Yes this is correct. It may be worth being aware that the plugin gives you the option of two types of chimera filtering: “consensus” does de novo identification in each sample, takes a vote across samples, and removes all ASVs identified as chimeras in a high enough fraction of the samples in which they were present. “pooled” just lumps all ASVs in the data into one big sample, and identifies and removes chimeras that way.
In our testing “consensus” performs better for typical datasets/workflows.
Also in my testing, additional reference-based chimera removal on top of the de novo removal isn’t a net positive when considering both sensitivity and specificity (i.e. there are some false positive chimera IDs at that step). However, my testing there has not been exhaustive.
Would ASV2 be dropped from the dataset entirely, or retained?

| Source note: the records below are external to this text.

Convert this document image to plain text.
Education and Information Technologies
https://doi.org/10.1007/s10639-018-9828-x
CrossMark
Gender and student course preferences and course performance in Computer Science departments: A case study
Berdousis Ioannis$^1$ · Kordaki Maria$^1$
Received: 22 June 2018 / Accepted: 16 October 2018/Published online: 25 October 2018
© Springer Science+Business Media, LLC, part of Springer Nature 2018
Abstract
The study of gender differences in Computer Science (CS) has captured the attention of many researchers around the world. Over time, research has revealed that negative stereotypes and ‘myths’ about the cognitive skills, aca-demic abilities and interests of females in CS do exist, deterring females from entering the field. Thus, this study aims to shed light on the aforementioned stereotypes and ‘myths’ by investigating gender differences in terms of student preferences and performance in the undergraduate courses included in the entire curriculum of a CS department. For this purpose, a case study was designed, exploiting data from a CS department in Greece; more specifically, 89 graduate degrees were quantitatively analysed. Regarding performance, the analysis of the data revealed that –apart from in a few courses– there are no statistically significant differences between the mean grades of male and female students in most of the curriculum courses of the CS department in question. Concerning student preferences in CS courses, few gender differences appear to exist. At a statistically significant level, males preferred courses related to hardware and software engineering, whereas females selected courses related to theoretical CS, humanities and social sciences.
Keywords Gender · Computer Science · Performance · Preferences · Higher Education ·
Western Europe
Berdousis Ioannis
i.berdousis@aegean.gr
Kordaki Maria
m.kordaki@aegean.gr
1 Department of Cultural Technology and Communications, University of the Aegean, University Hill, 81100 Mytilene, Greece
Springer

From what I can tell DADA2 retains all ASVs regardless of how many samples they are present in. Just wanted to double check that is the case, and that there isn’t a parameter that allows for this function to be turned on/off like in qiime filter-features.
Quick follow up for @benjjneb. Hopefully I’m interpreting the DADA2 manual section describing a consensus strategy properly: within QIIME2, by default, a consensus chimera process is invoked, and this is triggering the isBimeraDenovoTable function within DADA2.
I’m specifically curious about one line in that function: minSampleFraction = 0.9. Am I correct that by default, this argument is requiring that 90% of all samples in my dataset have that chimera for it to be removed?
So, for example, if I had 200 total samples being processed in a dataset, is a suspected chimera only removed if it is present in 180 samples?
If that’s the case, I’m wondering what led to requiring such a high threshold in your testing/development of the parameter. That seems to me to indicate that chimera formation is quite favorable in PCR? From what R. Edgar’s posted about chimeras, it seems more like 1-5%. Not saying he’s correct, just noticing a huge disparity in the parameter from what he’s stating.